Пусть эхо о любви моей несчастной
Поведает природе беспристрастной,
Чтоб мир узнал, как я тобой казним,
И даже в диких тварях пробуждалась
Святая жалость к горестям моим.
Презренье сокрушает нас; разлука
Пугает, как тягчайшая беда;
Тревожат подозрения безмерно;
Снедает ревность, вечная докука;
Забвение же раз и навсегда
Кладет конец надежде эфемерной.
Все это вместе — смерти признак верный,
И все ж — о чудо! — смерть щадит меня.
Изведал я презренье, подозренья,
Разлуку с милой, ревность и забвенье,
Сгораю от любовного огня,
Но, несмотря на муки, как и прежде,
Себе не властен отказать в надежде,
Хоть верить ей давно уже страшусь,
И — чтоб терзать себя еще сильнее —
Расстаться с нею через силу тщусь.
Разумно ли питать одновременно
Страх и надежду?
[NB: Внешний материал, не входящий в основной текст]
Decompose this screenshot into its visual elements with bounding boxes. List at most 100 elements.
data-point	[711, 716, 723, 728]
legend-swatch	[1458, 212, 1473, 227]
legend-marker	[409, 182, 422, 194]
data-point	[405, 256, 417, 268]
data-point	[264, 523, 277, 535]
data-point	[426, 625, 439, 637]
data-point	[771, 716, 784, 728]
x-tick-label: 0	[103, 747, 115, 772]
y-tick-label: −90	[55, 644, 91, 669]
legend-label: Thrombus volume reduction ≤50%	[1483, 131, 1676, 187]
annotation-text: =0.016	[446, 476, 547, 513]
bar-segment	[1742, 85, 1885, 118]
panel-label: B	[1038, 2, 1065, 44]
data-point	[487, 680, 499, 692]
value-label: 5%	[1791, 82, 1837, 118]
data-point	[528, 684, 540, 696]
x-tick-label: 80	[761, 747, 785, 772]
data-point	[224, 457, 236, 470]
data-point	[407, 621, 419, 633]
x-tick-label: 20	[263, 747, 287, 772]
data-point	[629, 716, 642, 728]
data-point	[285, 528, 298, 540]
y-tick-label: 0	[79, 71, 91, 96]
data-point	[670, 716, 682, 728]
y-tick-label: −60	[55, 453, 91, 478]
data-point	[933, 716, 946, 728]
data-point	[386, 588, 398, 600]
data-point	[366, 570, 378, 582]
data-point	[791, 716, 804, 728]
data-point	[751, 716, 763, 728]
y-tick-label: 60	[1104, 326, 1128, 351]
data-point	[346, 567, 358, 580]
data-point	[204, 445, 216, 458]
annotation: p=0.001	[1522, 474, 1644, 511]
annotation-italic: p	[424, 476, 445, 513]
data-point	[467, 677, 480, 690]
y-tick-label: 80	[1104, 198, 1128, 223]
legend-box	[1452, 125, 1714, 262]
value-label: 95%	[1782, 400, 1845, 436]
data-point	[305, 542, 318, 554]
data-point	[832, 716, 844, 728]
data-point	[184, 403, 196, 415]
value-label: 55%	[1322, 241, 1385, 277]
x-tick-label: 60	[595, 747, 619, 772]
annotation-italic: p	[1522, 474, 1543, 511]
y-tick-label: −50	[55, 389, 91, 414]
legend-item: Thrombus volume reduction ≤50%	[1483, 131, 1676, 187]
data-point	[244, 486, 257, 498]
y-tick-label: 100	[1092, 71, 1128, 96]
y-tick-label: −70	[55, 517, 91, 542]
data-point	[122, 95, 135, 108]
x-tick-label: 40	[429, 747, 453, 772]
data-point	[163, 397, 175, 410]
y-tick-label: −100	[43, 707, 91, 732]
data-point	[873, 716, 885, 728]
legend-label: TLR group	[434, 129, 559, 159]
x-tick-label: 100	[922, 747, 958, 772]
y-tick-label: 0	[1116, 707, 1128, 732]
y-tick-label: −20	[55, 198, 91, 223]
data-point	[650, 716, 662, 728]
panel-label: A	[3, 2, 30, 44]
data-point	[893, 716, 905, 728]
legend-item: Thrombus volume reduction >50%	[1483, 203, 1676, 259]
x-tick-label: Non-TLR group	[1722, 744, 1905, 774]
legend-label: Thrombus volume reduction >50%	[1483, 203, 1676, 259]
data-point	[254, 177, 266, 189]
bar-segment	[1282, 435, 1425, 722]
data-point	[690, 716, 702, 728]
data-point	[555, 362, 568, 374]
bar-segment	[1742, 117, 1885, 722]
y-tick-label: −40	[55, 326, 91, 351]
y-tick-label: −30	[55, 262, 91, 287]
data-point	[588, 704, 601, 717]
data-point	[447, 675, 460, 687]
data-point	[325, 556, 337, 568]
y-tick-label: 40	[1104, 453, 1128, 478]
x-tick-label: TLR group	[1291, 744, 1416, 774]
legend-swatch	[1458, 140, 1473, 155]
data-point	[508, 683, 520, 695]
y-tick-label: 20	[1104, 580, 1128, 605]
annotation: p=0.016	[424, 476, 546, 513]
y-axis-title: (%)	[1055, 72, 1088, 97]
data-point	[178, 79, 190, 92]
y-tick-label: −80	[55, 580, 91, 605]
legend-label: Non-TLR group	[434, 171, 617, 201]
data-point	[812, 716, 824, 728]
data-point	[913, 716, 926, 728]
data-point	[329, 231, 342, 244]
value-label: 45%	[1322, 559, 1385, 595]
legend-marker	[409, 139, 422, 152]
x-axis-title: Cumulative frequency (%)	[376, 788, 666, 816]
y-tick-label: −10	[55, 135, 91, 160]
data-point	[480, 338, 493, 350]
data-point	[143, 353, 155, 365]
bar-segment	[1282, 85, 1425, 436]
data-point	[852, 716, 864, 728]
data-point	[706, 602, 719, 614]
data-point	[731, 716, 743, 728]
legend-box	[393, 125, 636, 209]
Можно ли теперь,
Когда ясней, чем солнце в день погожий,
Сквозь рану в сердце мне видна измена,
Не отворить отчаянию дверь?
И не постыдно ль, униженья множа,
Все вновь и вновь баюкать разум ложью,
Коль нет сомненья, что отвергнут я,
Что страх владеет мной не беспричинно
И что лишь затянувшейся кончиной
Становится отныне жизнь моя?
О ревность и презренье, два злодея,
Чью тиранию свергнуть я не смею!
Веревку иль кинжал молю мне дать,
И пусть я больше не увижу света!
Уж лучше это, чем опять страдать.
Мне тяжко умирать и жить постыло,
Я понимаю, что гублю себя,
Но гибели избегнуть не желаю.
Однако даже на краю могилы
Я верю в то, что счастлив был, любя:
Что только страсть, мучительница злая,
Нам на земле дарит блаженство рая;
Что девушки прекрасней нет нигде,
Чем ты, о недруг мой непримиримый;
Что прав Амур, судья непогрешимый,
И сам я виноват в своей беде.
С такою верой я свершу до срока
Тот путь, которым к смерти недалекой
Меня твое презрение ведет,
И дух мой, благ земных не алча боле,
Из сей юдоли навсегда уйдет.
Твоя несправедливость подтверждает,
Насколько прав я был, неправый суд
Верша над бытием своим напрасным;
Но за нее тебя не осуждает
Тот, чьи останки скоро здесь найдут:
Счастливым он умрет, хоть жил несчастным.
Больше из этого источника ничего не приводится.